Your ML Orchestrator serves as a meta-compiler that takes these four inputs and compiles them into a single model. As with any compiler, it outputs logs, metrics, alerts, and various metadata, to be stored and analyzed.
To ensure data integrity, you need to embed data quality gates into every step of your ML pipeline, from monitoring and checkpointing features in the feature store, to validating the training dataset and analyzing model training metrics, to finally, monitoring actual model predictions in production.
Implementation-wise, data validation jobs can be deployed as a separate process that periodically scans the feature store, or they can be an actual part of the Kubeflow pipeline.
As mentioned earlier, we recommend using Great Expectations for Kubeflow as a day-to-day tool for Data QA for developers.
We also recommend using the fully serverless components of the Amazon SageMaker platform. SageMaker Processing and Training Jobs can be used to offload heavy workloads related to data preparation, validation, and quality checks. You can rely on ready-to-use, pre-built images with frameworks like Apache Spark, but you can also bring your own containers from other libraries. Processing Job contracts are quite flexible, making it easy to scale, manage, and monitor workloads.
Amazon SageMaker Clarify can be used to generate bias and model explainability reports. Use it as a quality gate, and to gain greater visibility into your training data and models.

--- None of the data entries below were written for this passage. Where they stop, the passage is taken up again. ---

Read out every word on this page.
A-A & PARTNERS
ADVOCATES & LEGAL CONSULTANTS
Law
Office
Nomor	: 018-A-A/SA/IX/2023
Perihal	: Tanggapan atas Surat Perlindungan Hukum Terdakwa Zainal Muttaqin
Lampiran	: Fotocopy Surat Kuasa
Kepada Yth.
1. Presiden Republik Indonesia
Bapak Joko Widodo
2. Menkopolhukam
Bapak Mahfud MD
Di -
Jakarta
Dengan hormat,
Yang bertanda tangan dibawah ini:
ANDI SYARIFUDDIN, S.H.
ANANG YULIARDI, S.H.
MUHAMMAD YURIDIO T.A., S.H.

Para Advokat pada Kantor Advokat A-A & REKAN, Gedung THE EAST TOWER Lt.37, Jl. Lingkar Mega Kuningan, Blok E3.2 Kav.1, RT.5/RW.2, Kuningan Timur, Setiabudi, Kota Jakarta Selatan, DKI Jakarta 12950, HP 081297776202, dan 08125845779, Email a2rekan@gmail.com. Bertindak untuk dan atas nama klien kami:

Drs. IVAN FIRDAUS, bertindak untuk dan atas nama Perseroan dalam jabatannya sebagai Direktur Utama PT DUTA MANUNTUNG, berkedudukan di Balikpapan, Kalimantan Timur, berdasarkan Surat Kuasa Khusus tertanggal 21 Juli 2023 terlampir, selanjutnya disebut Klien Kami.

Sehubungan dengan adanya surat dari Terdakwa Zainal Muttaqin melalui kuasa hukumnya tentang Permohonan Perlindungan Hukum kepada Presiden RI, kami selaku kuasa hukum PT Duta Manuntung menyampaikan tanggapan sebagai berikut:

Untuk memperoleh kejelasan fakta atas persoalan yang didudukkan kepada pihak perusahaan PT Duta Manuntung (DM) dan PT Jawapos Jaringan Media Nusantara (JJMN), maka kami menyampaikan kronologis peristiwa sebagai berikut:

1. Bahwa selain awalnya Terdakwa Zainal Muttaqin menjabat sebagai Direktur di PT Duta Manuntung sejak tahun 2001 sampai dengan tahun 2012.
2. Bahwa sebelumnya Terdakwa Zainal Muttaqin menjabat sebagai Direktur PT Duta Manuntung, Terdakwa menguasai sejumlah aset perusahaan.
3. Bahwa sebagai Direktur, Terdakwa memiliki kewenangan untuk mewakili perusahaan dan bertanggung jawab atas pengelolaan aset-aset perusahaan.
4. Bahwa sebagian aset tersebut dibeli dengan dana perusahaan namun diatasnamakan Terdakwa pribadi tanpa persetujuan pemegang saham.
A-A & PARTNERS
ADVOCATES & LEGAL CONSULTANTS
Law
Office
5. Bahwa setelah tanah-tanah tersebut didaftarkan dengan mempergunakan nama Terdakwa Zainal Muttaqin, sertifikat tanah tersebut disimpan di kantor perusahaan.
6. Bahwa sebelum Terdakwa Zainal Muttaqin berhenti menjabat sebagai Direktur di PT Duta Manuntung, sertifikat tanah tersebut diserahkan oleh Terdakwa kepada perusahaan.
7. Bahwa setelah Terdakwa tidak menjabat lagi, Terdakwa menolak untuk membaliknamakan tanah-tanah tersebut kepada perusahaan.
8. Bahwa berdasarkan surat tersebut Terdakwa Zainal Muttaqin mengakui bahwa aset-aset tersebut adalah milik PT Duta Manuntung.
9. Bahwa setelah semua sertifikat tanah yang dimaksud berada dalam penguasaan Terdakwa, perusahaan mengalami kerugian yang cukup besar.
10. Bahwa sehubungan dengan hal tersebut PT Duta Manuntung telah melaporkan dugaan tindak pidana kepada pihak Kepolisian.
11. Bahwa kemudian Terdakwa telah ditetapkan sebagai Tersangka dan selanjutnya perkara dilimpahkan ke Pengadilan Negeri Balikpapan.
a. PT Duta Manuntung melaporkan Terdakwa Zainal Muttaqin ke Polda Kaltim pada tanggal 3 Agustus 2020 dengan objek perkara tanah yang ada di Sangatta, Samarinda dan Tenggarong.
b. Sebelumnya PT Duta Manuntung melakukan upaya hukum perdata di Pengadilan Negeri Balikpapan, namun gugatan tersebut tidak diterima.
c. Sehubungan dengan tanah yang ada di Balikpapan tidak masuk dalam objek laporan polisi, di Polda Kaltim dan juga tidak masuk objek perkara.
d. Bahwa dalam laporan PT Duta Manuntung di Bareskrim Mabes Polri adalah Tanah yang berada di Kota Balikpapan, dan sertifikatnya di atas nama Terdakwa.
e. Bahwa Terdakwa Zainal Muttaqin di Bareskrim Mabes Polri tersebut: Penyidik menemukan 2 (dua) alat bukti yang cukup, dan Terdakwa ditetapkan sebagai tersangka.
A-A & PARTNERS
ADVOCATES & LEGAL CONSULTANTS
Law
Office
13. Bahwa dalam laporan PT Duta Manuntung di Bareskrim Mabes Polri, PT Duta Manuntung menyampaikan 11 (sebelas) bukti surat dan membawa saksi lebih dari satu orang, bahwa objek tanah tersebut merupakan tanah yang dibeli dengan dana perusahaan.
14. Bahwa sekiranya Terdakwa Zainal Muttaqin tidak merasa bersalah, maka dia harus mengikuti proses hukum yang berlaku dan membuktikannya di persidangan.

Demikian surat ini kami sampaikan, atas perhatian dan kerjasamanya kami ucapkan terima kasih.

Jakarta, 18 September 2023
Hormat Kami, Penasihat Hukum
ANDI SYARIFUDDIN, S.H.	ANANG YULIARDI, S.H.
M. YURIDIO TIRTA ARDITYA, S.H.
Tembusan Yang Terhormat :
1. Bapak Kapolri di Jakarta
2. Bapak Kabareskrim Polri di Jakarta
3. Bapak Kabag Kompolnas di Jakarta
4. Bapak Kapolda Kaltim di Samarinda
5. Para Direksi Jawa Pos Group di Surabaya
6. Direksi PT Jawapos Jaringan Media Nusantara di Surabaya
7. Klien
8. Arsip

Amazon SageMaker Model Monitor can help you handle model endpoints. Configure your production data capture process and use it to enable data and model quality checks, and detect bias and feature attribution drifts on the actual production data. Bear in mind that you can cover most of these tasks with platform tools like SageMaker Clarify or a pre-built Deequ container, but there are also custom options for using your own monitoring algorithms.
Ensuring that your data and your models are properly tested may not be an easy task, but it is necessary for ensuring that your AI solutions and ML-based applications deliver accurate results and predictions.
Here are three recommendations to help guide your team along the path to AI transformation, to become a data quality-focused organization:
- Wait to deploy ML models to production until you have a clear Data QA strategy in place.
- As a leader, focus on organizing data teams around product features, to make your teams fully responsible for Data as a Product. A lot of problems can be solved on managerial and cultural levels.
- Design Data QA components as essential components of your MLOps foundation. This cannot be done in isolation by a separate QA department, and traditional QA engineers are not trained to handle ML workloads.
Bear in mind that Data QA is only one of the practices required to ensure smooth AI adoption. To scale AI across your organization, you will need to strip away the complexities of moving models to production, handling them as part of specific AI applications, and interpreting their predictions in a business context.
AI adoption is driven by both pressure and opportunity. Start by helping your engineers, operations teams, and business units to make the most of the data they deal with. You can use the information provided here to take the first steps.